Tachyon: Reliable, Memory Speed Storage for Cluster Computing Frameworks

20 Oct 2015

Takeaways from Tachyon: Reliable, Memory Speed Storage for Cluster Computing Frameworks, Li et al, SoCC, 2015.

Tachyon is an in-memory storage system that achieves high throughput writes and reads. It uses persistently-stored lineage for fault tolerance.

Why Tachyon?

• Existing fault tolerant distributed filesystems suffered from synchronous slow writes. These filesystems either relied on replication or persistent storage or both for fault tolerance. Accompanying network or disk I/O overheads meant slow write.

Architecture

Internally Tachyon consists of two layers:

• Lineage
  • This layer tracks the sequence of jobs and the corresponding file consumption and generation - which is also called lineage.
  • Lineage helps recompute lost data.
• Persistence
  • This layer is responsible for asynchronous checkpointing and backward-compatibility.

Tachyon’s architecture is based on master-slave architecture similar to HDFS. The master is called workflow-manager, the slaves are tachyon worker daemons. The work of the above two layers is spread across the master and slaves.

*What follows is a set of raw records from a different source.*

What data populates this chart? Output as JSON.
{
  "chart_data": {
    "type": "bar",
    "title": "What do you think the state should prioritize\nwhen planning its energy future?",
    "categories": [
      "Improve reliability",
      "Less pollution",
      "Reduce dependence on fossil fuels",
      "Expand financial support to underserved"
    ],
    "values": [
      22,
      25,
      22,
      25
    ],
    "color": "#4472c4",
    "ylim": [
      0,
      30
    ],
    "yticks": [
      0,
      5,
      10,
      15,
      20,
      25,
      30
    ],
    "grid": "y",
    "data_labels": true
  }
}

• Master / Workflow Manager
  • Tracks metadata (similar to HDFS).
  • Tracks lineage information and computes checkpoint preference.
  • Interacts with cluster resource manager to allocate resources for recomputation.
  • Passive standby masters ensure master fault-tolerance.
• Workers
  • Manage local resources and directives of the master and sends status updates to the master.

Details

Lineage

• Has a well-defined API for creation and retrieval of Lineage. This API is exposed to the execution framework, so that application programmers can transparently use Tachyon.
• Lineage storage overheads are reduced by deleting lineages preceding most recent checkpoint and avoiding duplicated binary program storage.
• Specifically, the lineage consists of an ordered list of files (both input, output), the binary program and the associated configuration to be used for recomputation, and the input-output dependency type.

Storage policy

• Workloads working sets are preferentially stored in-memory.
• To take care of spilling, large files above a threshold are synchronously written directly to persistent storage. Also an extensible LRU data-eviction policy is used.
• Before a cluster environment change, all data is persisted and synchronous mode is enabled.

Checkpointing.

• Key Goals: Asynchronous so that in-memory writes are not stalled. Frequent enough so that recomputation time is bounded. Intelligent enough so that hot-files are checkpointed and unnecessary temporary files are not.
• Edge Algorithm:
  • The execution is typically modeled as a DAG. Each vertex in the DAG represents a data file.
  • The algorithm checkpoints the leaf vertices of the DAG. Hot-files are identified as vertices with degree greater than two. Edge algorithm preferentially checkpoints hot-files.

Resource Allocation

• Key Goals: Recomputations should be priority-aware, resource-aware and dependency-aware.
• Recomputation Resource Allocation strategy:
  • Priority Based: Recomputation inherits priority of the job requesting the file to be recomputed to avoid priority inversion.
  • Fair Sharing Based: Requesting job’s share is shared by the actual job and the recomputation job in a fixed proportion.